Percee P

Perseverance

(Stones Throw; 2007)

By Clayton Purdom | 5 February 2008

I’ll let you in on a secret: I didn’t review this record when it came out earlier in the year because it kinda bores me. This is strange, because it’s not a boring record, and for those that care about such things Percee P’s debut is a hip-hop landmark of some note.

It is no revelation. No tables are upturned. I have no sweeping proclamations. Perseverance is, rather, an actualization, one that must incite within its creator a whirlwind of emotion on a scale I cannot imagine. This is because at twenty-three (not that young) I’m too young: P’s been rapping longer than me or most of the Glow’s staff or readership has been alive. When I was pining for Ninja Turtles he already had a decade of craft under his belt; a decade before I started caring about rap he was battling Lord fucking Finesse. And yet, twenty years in, Perseverance is the first record old boy’s managed to cobble together. It’s hard to think of another genre where someone could be on the radar but album-less for 28 years. I’ll admit that my first conscious contact with him came during my yearlong infatuation with Edan’s Beauty and the Beat (2005), an album I loved so thoroughly that I found myself exploring the back catalogues of everyone involved. But Percee’s back catalogue lead both nowhere -- a handful of sought-after 12” singles -- and everywhere, through the D.I.T.C. crew and Endtroducing… (1996) and now through the venerable (but occasionally boring) Stones Throw roster.

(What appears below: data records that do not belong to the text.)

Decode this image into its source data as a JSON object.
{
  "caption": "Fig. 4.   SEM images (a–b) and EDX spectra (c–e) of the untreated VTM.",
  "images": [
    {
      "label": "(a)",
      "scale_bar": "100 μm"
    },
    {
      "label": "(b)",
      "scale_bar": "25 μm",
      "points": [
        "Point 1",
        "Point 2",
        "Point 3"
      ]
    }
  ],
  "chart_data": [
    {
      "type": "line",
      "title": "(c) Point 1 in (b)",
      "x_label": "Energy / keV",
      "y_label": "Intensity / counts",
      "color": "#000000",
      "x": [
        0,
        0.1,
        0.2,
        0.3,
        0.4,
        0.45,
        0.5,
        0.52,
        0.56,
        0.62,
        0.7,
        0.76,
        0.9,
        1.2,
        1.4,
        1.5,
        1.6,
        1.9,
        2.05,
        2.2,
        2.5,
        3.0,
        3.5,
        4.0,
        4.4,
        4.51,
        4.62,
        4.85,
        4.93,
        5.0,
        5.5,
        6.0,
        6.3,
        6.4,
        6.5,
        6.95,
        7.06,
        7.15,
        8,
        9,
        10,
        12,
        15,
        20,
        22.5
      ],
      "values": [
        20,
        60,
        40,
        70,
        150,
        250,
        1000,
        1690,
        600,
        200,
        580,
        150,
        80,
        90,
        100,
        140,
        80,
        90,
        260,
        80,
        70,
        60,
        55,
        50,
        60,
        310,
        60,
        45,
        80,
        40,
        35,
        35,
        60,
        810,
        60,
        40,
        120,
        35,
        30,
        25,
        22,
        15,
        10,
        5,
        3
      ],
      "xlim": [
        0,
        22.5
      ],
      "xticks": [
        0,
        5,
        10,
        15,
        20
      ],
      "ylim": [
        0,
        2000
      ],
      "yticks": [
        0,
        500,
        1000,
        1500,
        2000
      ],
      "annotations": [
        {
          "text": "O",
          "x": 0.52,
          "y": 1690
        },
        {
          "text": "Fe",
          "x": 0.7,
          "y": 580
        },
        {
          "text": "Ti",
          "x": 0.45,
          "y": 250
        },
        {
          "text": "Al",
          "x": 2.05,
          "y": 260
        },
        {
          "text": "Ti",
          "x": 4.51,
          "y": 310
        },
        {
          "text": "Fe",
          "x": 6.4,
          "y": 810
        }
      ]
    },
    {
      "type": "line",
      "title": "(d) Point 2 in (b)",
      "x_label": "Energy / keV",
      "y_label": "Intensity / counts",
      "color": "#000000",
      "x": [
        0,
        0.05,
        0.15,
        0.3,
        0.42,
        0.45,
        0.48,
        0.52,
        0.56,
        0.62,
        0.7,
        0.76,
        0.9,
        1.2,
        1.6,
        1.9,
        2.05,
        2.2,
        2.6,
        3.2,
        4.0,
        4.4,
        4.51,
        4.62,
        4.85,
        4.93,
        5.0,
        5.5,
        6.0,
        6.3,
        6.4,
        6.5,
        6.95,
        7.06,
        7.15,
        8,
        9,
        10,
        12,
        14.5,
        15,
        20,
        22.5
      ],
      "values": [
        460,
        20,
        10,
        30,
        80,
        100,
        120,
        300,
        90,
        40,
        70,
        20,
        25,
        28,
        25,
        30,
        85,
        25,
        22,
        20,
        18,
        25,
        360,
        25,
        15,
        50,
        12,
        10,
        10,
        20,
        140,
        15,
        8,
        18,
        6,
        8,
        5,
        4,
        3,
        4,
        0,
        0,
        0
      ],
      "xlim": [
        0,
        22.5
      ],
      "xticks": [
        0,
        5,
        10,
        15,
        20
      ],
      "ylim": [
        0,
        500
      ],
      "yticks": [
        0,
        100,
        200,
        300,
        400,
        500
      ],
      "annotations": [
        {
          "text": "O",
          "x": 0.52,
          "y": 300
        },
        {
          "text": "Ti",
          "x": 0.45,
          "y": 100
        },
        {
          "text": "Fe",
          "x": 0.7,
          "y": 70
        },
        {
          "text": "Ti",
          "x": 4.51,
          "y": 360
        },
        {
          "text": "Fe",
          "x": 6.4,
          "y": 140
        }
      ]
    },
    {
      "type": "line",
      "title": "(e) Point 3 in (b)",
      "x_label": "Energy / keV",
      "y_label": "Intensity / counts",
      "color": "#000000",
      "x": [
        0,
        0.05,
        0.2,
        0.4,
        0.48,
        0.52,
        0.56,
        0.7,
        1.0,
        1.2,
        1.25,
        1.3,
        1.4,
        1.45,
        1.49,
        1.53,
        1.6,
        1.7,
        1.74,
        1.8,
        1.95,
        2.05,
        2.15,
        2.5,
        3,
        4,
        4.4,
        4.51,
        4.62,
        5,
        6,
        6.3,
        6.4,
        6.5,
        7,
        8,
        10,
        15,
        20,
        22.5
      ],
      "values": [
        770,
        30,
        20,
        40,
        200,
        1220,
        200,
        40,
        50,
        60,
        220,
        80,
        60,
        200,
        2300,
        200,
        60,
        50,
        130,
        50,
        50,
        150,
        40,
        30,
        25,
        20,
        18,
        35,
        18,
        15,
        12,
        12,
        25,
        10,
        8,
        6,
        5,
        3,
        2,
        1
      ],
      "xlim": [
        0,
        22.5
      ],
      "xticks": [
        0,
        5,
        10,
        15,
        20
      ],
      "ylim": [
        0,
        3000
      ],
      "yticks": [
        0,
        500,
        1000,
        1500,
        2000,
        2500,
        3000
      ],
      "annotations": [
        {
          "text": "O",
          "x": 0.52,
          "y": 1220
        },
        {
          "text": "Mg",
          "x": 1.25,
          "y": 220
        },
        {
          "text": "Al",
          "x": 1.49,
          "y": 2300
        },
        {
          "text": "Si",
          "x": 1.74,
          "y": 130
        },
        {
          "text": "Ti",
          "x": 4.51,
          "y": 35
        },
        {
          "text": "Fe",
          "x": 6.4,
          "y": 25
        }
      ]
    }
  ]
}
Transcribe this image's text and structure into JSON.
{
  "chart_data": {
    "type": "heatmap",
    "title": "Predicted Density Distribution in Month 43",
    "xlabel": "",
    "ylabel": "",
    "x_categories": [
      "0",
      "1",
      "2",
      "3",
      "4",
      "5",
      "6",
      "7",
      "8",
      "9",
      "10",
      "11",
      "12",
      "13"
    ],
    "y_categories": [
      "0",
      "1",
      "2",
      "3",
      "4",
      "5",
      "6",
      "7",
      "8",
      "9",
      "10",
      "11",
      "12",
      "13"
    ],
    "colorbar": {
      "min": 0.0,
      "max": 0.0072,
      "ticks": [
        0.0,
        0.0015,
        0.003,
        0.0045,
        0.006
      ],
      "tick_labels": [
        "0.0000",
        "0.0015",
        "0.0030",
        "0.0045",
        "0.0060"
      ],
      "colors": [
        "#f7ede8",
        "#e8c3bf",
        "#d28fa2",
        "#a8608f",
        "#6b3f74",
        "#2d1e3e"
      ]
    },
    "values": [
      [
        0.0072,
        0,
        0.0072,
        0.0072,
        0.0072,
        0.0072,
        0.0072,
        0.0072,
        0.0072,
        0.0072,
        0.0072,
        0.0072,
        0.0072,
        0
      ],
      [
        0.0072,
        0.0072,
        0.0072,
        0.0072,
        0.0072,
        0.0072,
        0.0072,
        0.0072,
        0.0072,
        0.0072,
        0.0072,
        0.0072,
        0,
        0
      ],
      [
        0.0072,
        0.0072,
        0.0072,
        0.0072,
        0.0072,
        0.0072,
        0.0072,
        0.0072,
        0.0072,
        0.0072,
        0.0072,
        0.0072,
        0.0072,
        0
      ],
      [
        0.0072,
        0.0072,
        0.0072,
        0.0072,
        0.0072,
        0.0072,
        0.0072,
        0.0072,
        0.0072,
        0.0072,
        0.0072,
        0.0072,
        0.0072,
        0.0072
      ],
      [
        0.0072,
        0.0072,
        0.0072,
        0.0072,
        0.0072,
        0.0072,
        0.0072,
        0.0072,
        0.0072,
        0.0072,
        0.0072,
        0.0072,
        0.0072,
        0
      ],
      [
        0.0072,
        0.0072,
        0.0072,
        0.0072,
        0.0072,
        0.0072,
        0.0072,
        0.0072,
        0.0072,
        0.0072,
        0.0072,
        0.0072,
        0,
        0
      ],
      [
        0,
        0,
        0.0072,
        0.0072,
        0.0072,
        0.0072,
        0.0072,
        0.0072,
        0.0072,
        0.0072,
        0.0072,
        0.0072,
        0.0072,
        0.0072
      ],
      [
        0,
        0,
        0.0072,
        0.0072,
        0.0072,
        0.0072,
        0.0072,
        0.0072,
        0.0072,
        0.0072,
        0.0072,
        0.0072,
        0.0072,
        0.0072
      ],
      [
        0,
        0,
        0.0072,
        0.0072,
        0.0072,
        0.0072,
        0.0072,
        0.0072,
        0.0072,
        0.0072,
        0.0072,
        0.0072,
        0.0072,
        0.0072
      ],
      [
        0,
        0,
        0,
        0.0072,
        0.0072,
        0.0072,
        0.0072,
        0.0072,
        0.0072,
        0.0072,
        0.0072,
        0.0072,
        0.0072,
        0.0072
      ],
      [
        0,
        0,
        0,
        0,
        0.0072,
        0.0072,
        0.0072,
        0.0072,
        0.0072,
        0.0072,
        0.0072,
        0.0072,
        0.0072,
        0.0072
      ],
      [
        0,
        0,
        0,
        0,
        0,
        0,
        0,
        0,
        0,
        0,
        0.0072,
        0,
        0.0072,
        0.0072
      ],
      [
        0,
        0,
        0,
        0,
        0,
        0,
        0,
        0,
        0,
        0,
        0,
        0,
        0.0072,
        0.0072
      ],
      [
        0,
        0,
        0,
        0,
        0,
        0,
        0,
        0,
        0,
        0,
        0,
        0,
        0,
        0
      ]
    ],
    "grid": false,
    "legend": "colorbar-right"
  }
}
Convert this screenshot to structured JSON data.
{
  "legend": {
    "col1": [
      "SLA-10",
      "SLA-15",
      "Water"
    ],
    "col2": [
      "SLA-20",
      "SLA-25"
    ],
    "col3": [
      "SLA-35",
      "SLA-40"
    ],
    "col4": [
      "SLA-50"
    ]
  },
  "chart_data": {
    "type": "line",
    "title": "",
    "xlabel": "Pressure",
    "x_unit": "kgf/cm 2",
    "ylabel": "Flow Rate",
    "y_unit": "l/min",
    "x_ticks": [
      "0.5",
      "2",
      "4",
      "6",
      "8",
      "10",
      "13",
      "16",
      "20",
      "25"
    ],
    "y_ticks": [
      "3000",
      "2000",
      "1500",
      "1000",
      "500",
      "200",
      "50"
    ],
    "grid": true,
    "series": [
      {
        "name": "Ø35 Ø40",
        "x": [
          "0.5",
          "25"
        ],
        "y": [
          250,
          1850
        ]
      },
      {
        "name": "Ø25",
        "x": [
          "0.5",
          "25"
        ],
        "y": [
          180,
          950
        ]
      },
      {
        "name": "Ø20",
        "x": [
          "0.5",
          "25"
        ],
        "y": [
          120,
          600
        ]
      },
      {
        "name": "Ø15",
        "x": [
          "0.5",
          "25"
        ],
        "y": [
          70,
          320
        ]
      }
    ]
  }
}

In a way, a front-to-back Madlib production is the perfectly spotty setting for an hour of Percee P emceeing. As a mic showcase, the record refuses to impress. This dude is too old to blow your mind and his basso delivery renders his performance boulder-like, smooth but immoveable. His idea of spitting hard is often to just switch up the rhyme scheme, and even then we’re not getting past LL Cool J technique (“My styles are splendid / Some say when I rhyme / I’m ahead of my time / Like Jimi Hendrix / Heavy metal, my shit gets hot like a kettle / Once it settles it sells like crack / Peddled in the ghetto”). For his part Madlib does exactly all the crazy and occasionally great shit he always does, often too stoned to bother programming drums (“2 Brothers from the Gutter”) or keeping it backpacker like it’s 2002 (“No Time For Jokes”) but also coming with sweetly sweeping retrospection (“The Lady Behind Me,” “Throwback Rap Attack”).

It’s an album oddly out of time, from Madlib’s panoramic set of influences and Percee’s reactionary flow all the way to the guest list, which is so up-to-date it includes members of Jurassic 5 and Jedi Mind Tricks. But it’s also a hard album to fault. When the way-too-long album works, it’s stunning: “The Man To Praise” sounds and feels like the encapsulation of a hard career, a windswept monument to an unprofitable passion. And when it doesn’t work -- at least, not the way a blog-addled 2007ite would want it to -- it feels mulishly so, all indie rap for indie rap fans and fuck you if you don’t like Peanut Butter Wolf still. This is an essential record for people like that, and a touching and pleasant one for everyone else.